Shockingly the Chinese government continues its quixotic campaign to alienate and stigmatize the Dalai Lama. Just today we learn that they have succeeded in getting South Africa’s government to deny him a visa to participate in an international peace conference. Nobel laureates Archbishop Desmond Tutu and FW De Klerk have announced that they will now boycott the conference as a result.
There’s a fine balance between the natural, selfish desire to protect land and resources under their control. I can at least intellectually understand the Chinese government’s desire to maintain their military occupation of Tibet at any cost. They don’t want to lose face internally and externally; the lose of control in Tibet could reasonably spell the downfall of the Chinese Communist Party’s hold on power throughout China. But to actively campaign against a man of peace, known worldwide for his high-minded commitment to nonviolence and dialogue despite the fact that he publicly admits that Tibet is “dying,” makes no sense to me. Their persistent efforts to smear the Dalai Lama only show the Chinese government to be unreasonable, petty children who are incapable of any criticism or critique from the global community. Such a stance surely is an obstacle to China actually being a respected superpower.

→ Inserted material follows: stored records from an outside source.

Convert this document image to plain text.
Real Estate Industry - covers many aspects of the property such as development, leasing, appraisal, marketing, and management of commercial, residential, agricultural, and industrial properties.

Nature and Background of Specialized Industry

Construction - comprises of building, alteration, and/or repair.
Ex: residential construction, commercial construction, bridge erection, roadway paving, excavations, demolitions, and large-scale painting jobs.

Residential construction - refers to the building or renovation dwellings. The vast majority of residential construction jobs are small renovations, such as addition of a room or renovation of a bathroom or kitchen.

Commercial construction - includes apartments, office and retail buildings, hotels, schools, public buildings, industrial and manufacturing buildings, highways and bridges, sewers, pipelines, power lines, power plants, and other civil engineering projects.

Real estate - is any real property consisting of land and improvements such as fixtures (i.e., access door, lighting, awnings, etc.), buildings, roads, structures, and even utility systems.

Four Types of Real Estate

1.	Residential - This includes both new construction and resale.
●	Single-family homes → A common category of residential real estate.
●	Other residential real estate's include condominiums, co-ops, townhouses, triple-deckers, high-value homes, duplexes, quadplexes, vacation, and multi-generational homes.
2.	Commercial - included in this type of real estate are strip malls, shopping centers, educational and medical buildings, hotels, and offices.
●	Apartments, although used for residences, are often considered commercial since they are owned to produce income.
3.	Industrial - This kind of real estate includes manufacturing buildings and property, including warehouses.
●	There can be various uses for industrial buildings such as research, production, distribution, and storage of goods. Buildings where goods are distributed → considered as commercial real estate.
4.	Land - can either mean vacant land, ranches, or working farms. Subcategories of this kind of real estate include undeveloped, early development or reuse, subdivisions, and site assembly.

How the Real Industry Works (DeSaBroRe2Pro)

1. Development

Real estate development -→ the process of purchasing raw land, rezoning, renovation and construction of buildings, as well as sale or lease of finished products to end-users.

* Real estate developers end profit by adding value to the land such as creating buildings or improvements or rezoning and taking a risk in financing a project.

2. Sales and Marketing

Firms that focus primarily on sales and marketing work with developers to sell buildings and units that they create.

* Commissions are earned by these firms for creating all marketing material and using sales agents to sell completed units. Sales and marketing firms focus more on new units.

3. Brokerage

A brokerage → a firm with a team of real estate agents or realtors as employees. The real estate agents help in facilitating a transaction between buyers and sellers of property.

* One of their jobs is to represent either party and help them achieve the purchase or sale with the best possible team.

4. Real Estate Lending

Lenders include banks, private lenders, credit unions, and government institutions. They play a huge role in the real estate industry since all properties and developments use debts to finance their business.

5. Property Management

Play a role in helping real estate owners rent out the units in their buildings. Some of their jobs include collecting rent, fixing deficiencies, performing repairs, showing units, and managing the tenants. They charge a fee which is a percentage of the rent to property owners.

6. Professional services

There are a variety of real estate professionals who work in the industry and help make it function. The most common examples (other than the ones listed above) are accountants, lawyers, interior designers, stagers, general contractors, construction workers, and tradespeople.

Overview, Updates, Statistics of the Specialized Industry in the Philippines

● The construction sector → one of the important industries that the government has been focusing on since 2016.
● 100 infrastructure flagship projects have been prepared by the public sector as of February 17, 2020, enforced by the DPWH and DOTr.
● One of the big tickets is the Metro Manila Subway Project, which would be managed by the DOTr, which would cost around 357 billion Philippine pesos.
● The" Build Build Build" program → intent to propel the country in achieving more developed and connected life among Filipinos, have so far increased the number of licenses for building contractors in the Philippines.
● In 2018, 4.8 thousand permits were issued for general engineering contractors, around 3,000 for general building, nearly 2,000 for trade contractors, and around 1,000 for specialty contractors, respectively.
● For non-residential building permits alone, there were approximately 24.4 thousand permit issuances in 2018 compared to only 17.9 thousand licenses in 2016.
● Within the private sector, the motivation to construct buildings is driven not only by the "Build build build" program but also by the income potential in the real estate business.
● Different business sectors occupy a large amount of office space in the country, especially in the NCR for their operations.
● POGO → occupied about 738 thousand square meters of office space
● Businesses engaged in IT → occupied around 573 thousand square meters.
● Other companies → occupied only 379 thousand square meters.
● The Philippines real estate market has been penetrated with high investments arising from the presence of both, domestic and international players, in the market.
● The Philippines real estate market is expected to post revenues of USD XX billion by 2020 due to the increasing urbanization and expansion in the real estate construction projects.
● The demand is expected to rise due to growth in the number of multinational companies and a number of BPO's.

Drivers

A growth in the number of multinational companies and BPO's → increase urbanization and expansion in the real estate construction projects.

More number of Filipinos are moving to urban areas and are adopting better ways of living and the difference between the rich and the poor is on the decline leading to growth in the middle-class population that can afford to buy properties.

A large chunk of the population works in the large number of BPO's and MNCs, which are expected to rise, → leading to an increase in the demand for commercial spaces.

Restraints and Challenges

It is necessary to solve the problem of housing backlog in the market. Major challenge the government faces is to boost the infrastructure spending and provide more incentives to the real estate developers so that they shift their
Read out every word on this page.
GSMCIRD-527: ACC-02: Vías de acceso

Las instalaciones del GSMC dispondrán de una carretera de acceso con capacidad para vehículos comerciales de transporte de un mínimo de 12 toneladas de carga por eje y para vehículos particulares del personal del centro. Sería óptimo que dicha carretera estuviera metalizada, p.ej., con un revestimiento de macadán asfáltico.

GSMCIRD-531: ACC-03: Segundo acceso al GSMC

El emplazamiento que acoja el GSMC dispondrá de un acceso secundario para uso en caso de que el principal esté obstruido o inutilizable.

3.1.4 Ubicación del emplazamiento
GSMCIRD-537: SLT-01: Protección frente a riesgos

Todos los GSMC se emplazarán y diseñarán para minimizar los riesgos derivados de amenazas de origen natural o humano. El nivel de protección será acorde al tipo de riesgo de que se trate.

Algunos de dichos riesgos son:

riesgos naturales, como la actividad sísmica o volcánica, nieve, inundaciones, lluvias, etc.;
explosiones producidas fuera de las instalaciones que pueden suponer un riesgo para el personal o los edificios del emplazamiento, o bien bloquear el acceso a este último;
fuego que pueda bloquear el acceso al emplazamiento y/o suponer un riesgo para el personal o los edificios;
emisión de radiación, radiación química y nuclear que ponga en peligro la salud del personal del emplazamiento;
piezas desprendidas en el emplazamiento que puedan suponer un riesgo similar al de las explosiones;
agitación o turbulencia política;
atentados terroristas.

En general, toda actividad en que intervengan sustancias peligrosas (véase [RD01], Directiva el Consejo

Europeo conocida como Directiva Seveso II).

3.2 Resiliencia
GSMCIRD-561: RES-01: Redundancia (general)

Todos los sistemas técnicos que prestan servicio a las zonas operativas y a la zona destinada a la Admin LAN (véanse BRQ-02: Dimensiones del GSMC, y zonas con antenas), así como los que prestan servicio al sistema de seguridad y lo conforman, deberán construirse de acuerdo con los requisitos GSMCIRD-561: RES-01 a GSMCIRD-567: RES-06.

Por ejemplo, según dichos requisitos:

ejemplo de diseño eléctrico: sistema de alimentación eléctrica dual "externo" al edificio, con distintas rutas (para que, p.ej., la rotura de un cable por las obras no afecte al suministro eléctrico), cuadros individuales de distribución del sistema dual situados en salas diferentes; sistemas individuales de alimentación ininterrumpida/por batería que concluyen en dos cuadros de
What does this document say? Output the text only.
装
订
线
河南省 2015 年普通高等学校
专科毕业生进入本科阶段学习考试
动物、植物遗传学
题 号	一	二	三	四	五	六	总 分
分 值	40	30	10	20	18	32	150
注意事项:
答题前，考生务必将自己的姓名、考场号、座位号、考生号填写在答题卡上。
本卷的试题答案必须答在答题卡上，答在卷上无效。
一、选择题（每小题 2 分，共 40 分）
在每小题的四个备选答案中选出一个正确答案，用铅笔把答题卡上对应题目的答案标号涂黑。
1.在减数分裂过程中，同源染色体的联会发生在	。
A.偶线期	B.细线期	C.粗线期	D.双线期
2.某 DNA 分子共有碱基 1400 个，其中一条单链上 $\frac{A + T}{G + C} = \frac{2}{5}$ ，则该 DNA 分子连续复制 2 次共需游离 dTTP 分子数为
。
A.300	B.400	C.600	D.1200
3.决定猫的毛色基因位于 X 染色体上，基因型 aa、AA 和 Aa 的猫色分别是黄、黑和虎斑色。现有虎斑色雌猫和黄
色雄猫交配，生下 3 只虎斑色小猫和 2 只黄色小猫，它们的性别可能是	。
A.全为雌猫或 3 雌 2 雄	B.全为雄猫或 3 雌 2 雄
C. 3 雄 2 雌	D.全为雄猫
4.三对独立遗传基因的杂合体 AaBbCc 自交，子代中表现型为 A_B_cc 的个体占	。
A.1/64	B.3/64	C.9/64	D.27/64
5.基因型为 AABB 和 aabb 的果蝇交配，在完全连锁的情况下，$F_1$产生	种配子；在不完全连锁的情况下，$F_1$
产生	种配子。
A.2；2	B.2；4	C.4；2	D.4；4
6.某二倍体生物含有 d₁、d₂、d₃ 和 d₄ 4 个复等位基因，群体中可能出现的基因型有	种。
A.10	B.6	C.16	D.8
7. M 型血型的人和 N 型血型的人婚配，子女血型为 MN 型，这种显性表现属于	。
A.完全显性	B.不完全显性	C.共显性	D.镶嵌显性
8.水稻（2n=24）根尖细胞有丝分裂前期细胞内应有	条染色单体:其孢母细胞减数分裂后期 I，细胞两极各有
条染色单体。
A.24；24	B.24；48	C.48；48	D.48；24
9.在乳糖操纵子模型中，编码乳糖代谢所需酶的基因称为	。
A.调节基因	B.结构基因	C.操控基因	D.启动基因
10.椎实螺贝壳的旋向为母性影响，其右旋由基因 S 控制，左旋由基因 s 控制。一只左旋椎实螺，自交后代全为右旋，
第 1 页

By continuing to wage a public smear campaign against the Dalai Lama, the Chinese government risks blowing their last, best opportunity to bring resolution to the Tibet question in a manner that allows them to retain any form of control over Tibet. I believe the Dalai Lama can still usher forward meaningful autonomy for Tibet. But if this has not happened during his lifetime, I do not think autonomy will remain on the table. It will be independence or continued occupation. Obviously the Chinese government thinks occupation is a tenable long-term outcome. I think they will be hard-pressed to find another historical example where, on a long time line, the military occupation and colonization of another nation goes uninterrupted in perpetuity.